Fossil of Aurochs excavated from Copenhagen an image by Marchus Sumonick.


It might have been the first but Helmer, a French Researcher, predicted that four other wild cattle species were also domesticated following the same process across the globe. In his article for the cambridge blog, writer Mario Melleti writes:




‘Besides aurochs, other wild cattle have been domesticated in the last 7000 years. Species include banteng in Southeast Asia about 5000 years BC; Gayal or mithun, the domestic form of gaur (Bos gaurus) from Assam and Myanmar; wild yak about 2500 years back in Qinghai-Tibetan Plateau and many more.’

After successful domestication of goats and sheep, prehistoric humans started to domesticate big animals like Aurochs. The cave paintings of the prehistoric humans also confirm this. Later, the domestication that started from the Middle East spread across Western Europe and East Asia and finally to the whole world.

A cave painting of Aurochs (wild cow) discovered from Lascaux cave of France. Courtesy:Prof. Sakx

In India and Nepal where consumption of beef is considered a holy sin, it’s no surprise that this region alone hosts the highest population of cows: about one third of the world.

When Mom opens the door of Goth (cowshed) for the first time in the morning, ‘Neni’ gets excited.
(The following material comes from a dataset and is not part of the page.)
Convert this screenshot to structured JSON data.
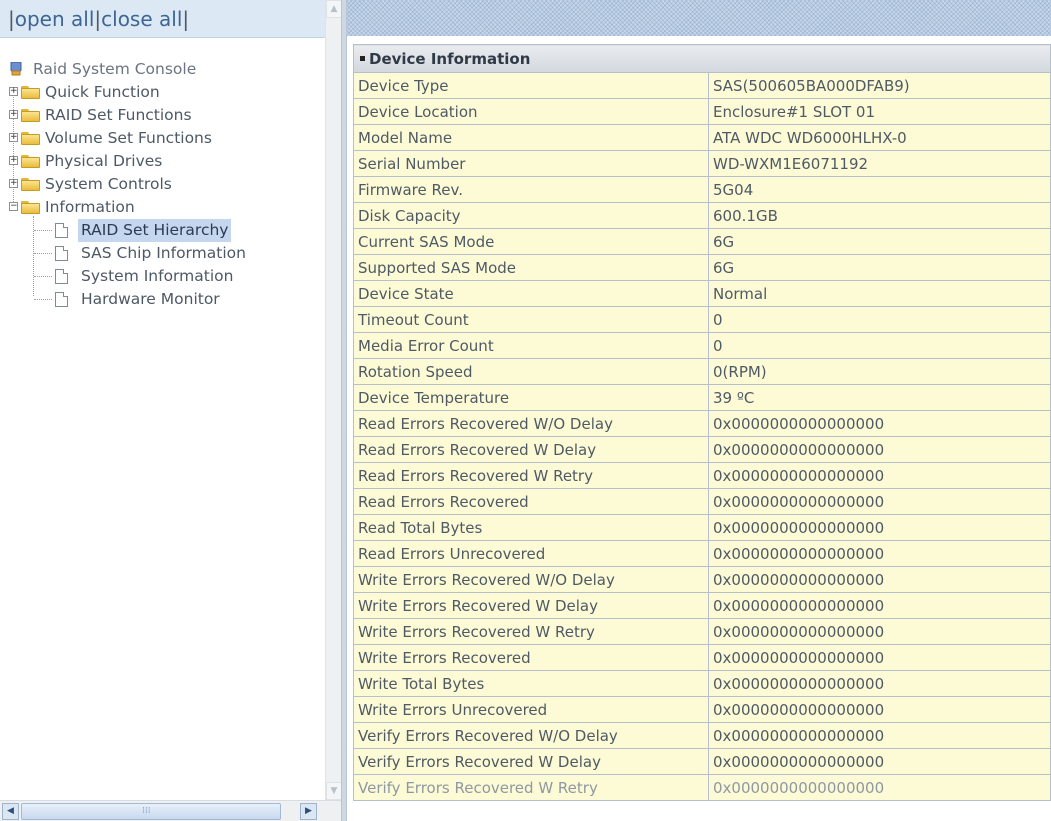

Because among all the livestock, she is the one getting big attention. Mom places the biggest dikchey – a containerfilled with kudo in front of her. Like morning tea to us, so the kudo for her. But she is adamant. She demands salt as well. Then and only then, she devours it. Then comes Grandpa. He reveres her big time putting a tika, akshyata and flowers on her forehead. On any day, if I am assigned with worshiping duty, I go on to extol upon all livestock. When grandpa sees goats and buffaloes with tikas in their forehead, he looks puzzled.

Religion Columnist ‘Kimberly Winstone’ for the Washington Post writes “Cows are not considered as god. Hindu are originally vegetarians, and they consider the cow to be a sacred symbol of life that should be protected and revered. In the Vedas, the oldest of the Hindu scriptures, the cow is associated with Aditi, the mother of all the gods.”

Neni – the cow of our home – praised on the occasion of GaaiTihar

Her gobar (dung) above everyone’s is used for cleaning our kitchen. Grandpa even mentions the mythic philosophy that gobar can be used for bathing as well. I sigh with disbelief, but he looks serious. ‘Come on! That went far.’ I murmured.

Through a scientific lens, it’s no wonder that we will find every another creature unique and special. But one should clearly be aware on what’s tradition, ethnic knowledge,  religional faith and what’s complete superstition and pseudoscience. Cows are amazing, special and unique; just like every other creature.